The Arabs, like the US, have come to see that the Arab-Israel conflict and instability in the Gulf have to be considered as part of a single broad Middle East crisis area.
This is indicated by the price the Gulf Arab states are demanding of Syrian President Hafez Assad for their promised support in responding to Israel's effective annexation of the Golan Heights. Israel seized the Heights from Syria in the 1967 Arab-Israeli war.
Syria is being asked to try to end the Iran-Iraq war. The Arab Gulf states, which back Iraq, find this war -- and Ayatollah Khomeini's brand of revolutionary Shia Islam -- a threat to themselves.
Since Iraq launched the war 16 months ago, Iranian bombs have fallen on Kuwait. Earlier this month, an allegedly Iranian-backed plot to overthrow the traditional monarchy of Bahrain -- which has a considerable Shia community -- was discovered. And Saudi Arabia has always been concerned about possible Iranian subversion among the Shia population in its own eastern province.
In return for Mr. Assad's effort to end the war, Saudi Arabia has reportedly agreed to try to mend fences between Syria on the one hand and Iraq and Jordan on the other.

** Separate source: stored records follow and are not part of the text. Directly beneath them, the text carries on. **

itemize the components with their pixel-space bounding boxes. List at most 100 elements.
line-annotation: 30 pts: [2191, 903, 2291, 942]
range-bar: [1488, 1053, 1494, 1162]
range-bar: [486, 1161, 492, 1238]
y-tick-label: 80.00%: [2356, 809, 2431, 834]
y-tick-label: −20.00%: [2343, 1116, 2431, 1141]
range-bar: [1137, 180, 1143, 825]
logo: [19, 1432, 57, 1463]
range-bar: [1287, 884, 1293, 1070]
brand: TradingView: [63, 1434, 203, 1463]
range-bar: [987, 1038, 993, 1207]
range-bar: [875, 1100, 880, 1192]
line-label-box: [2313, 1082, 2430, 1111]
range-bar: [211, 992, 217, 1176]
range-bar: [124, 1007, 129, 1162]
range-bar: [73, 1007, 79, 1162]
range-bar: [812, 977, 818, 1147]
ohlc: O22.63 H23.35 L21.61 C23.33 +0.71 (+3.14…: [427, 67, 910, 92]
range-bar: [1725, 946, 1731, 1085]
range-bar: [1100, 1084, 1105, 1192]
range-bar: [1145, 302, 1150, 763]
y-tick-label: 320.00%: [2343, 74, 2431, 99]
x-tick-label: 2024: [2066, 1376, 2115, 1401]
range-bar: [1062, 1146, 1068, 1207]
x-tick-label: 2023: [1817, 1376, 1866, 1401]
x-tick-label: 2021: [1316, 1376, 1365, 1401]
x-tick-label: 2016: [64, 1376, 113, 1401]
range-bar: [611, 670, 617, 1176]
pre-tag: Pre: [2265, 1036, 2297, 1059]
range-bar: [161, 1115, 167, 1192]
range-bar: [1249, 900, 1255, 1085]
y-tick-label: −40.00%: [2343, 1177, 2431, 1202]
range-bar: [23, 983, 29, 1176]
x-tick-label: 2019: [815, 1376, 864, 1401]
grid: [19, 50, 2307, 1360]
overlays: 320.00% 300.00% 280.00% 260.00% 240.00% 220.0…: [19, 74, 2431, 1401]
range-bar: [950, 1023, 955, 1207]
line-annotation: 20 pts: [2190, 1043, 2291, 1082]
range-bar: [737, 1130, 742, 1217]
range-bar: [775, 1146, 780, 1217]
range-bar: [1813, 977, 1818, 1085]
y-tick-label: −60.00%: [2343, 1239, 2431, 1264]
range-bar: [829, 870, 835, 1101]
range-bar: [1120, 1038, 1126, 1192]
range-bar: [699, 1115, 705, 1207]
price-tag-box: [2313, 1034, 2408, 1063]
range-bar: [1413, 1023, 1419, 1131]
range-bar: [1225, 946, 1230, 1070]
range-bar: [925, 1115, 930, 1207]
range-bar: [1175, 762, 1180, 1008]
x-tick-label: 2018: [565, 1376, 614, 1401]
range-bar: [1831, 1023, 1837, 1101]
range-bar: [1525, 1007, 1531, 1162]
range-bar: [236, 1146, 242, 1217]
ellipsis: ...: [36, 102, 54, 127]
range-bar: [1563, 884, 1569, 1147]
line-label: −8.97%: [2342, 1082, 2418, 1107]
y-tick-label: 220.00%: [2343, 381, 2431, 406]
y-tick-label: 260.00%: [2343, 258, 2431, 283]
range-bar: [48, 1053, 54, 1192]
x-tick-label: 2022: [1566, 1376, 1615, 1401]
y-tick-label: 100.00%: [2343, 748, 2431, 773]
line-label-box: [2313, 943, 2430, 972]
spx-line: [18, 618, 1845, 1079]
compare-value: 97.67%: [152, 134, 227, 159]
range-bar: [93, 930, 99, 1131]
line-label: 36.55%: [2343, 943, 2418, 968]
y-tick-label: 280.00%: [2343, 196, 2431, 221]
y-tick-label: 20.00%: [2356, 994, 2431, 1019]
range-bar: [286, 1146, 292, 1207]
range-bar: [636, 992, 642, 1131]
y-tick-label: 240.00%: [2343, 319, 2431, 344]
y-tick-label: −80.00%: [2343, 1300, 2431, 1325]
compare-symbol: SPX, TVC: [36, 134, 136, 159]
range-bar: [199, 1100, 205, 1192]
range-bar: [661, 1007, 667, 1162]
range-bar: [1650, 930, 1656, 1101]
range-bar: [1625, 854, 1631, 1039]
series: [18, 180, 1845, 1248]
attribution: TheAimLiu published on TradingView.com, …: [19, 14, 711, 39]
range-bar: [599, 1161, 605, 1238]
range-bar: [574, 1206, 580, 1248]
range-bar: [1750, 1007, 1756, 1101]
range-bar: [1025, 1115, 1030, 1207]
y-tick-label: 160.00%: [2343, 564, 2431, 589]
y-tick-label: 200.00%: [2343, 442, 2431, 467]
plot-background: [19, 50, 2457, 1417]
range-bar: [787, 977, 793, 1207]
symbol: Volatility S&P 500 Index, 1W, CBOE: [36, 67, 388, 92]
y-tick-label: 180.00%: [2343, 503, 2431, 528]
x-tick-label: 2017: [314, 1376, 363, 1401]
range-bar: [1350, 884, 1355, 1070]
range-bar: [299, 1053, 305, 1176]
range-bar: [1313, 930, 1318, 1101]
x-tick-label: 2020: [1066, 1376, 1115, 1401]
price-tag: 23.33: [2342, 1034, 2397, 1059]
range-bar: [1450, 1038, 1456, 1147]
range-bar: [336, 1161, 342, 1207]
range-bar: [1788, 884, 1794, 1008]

Such reconciliation would mean a remarkable restoration of Arab unity -- at least superficially -- sooner than most people thought possible after the debacle of the Arab summit at Fez in Morocco last month. The catalyst, of course , has been the Israeli action on the Golan Heights.
Mr. Assad is losing no time. Within hours of his return Dec. 28 from a visit to the Gulf states, Damascus radio announced that a delegation from Iran would be shortly coming to Syria.
Syria has had an ''in'' with Iran ever since the Khomeini revolution swept the Shah from power.
The Khomeini revolution has always been anti-Iraq -- or more precisely, anti the present Sunni Muslim leadership in Iraq of Saddam Hussein, who in turn is on bad terms with Mr. Assad.
Also Mr. Assad and his inner circle are from a Shia (not Sunni) offshot, the minority Muslim Alawite sect. Whether Mr. Assad will have greater success in ending the Gulf War than earlier would-be peacemakers remains to be seen. Hitherto Iraq has said the prerequisite for negotiation is Iranian recognition of Iraqi sovereignty over the whole Shatt al Arab estuary, which lies between the two countries at the head of the Gulf.
This is something which Iran refuses to concede -- at least in advance. The Iranians have a precondition for negotiating with Irag: Iraqi withdrawal from the Iranian territory seized in the early months of the war.
Since a resumption of fighting in recent weeks, after many months of stalemate, has apparently favored Iran, Teheran is unlikely to modify its demand for Iraqi withdrawal from Iranian territory.
The question for Mr. Assad is whether Iraqi President Saddam Hussein feels threatened enough at home by his failure to secure a quicker victory in the war to be willing now to find a way to extricate himself. The antipathy between the two men will make Mr. Assad's task all the harder.
In any case, Mr. Assad needs to show his willingness to play his part in restoring Arab unity as soon as possible.